# Finally a couple of piccy's



## smile4loubie (May 8, 2011)

Here are some pictures of Imogen =) enjoy xx

Just a few minutes old






Her poor arm with her splint and canular =(





proud daddy 





I'm not too much of a proud mummy..... honest


----------



## smile4loubie (May 8, 2011)

and at home in her moses basket


----------



## Steff (May 8, 2011)

All I can say is awwwwww,she is stunning such precious little beings xxx thanks for the piccies hun


----------



## Northerner (May 8, 2011)

Hello Imogen!  Beautiful!


----------



## margie (May 8, 2011)

She's beautiful Lou.


----------



## Jennywren (May 8, 2011)

Imogen is beautiful


----------



## PhilT (May 8, 2011)

Congratulations on your new daughter, she is lovely


----------



## novorapidboi26 (May 8, 2011)

well done to the both of you, shes a wee cutie..............as soon as my wedding is over im going for a wee girl..............


----------



## rachelha (May 8, 2011)

Ahhhh, absolutely gorgeous!


----------



## bev (May 8, 2011)

Hi Lou,

Imogen is beautiful and you have every right to feel proud.Bev


----------



## Lizzzie (May 8, 2011)

Lou Congratulations - she's lovely.


----------



## KateR (May 8, 2011)

She's gorgeous!


----------



## Sheilagh1958 (May 8, 2011)

ooooooooo she is lovely.


----------



## Blythespirit (May 8, 2011)

What a little darling!

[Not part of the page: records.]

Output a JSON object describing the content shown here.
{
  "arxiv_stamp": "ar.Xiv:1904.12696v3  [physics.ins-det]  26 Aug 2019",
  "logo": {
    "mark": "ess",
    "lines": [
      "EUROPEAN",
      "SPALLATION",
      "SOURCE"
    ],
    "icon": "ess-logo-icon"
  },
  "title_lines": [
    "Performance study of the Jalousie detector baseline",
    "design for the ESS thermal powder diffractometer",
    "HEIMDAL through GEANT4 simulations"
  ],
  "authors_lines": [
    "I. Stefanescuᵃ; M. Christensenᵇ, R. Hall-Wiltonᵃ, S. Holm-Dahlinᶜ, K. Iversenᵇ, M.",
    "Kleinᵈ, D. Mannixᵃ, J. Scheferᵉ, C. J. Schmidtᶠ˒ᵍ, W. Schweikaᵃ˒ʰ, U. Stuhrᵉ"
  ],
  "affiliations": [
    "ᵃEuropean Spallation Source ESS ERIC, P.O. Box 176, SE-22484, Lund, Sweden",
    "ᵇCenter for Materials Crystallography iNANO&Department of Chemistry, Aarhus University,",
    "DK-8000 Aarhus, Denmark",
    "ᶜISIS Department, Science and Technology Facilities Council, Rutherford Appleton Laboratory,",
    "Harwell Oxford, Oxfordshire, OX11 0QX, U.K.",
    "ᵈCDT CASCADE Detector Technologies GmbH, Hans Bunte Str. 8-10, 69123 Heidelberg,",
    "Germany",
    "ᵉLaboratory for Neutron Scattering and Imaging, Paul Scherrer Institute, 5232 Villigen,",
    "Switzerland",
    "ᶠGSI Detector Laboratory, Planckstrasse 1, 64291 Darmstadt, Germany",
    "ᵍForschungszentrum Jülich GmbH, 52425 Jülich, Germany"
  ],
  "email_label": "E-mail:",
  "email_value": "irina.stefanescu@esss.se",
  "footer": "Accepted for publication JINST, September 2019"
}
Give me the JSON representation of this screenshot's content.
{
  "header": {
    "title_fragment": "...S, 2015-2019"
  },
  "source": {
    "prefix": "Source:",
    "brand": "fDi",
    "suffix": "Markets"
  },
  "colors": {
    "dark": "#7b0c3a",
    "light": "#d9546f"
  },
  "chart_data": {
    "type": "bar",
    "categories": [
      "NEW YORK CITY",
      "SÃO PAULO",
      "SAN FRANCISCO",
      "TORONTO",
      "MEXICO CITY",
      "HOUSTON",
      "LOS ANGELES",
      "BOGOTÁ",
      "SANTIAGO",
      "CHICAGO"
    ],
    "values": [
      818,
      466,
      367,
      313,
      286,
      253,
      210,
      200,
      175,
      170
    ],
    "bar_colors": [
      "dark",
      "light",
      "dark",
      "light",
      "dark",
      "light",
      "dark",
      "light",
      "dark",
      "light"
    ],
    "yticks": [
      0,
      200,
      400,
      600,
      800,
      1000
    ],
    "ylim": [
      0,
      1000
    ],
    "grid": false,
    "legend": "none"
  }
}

Congratulations and you be proud, you have every reason to be. Love to all. XXXXX


----------



## MrsCLH (May 9, 2011)

Congratulations - she looks absolutely perfect!

x


----------



## shirl (May 9, 2011)

Awww Lou, shes a real little sweetie and you have every right to be proud, 

much love,

Shirl x


----------



## Catwoman76 (May 9, 2011)

Aaaaaaaaaaaaaaaaaaaahhhhhhhhhhhhhhhhhhhhh, lovely lovely photo's.  Sheena x


----------



## Estellaa (May 9, 2011)

oh isn't she just soo cute!
hope everything is okay with you both  xxx <3


----------



## grahams mum (May 13, 2011)

she is beautiful!!!!!!


----------



## hawalkden (Aug 24, 2011)

congratulations  
how come she had to have a drip on? x


----------



## Lilies (Aug 24, 2011)

Omg she's soooo cute you lucky lucky lady.... Treasure every momentxx


----------



## Dizzydi (Aug 25, 2011)

Nice to see some pictures on here lou, imogen is beautiful x


----------



## Northerner (Aug 25, 2011)

I'd just like to point out that Imogen is now 3 months old, as is this thread which has been 'revived'


----------



## Steff (Aug 25, 2011)

Northerner said:


> I'd just like to point out that Imogen is now 3 months old, as is this thread which has been 'revived'



I did get excited when i saw it resurrected and thought Lou has uploaded more recent piccys


----------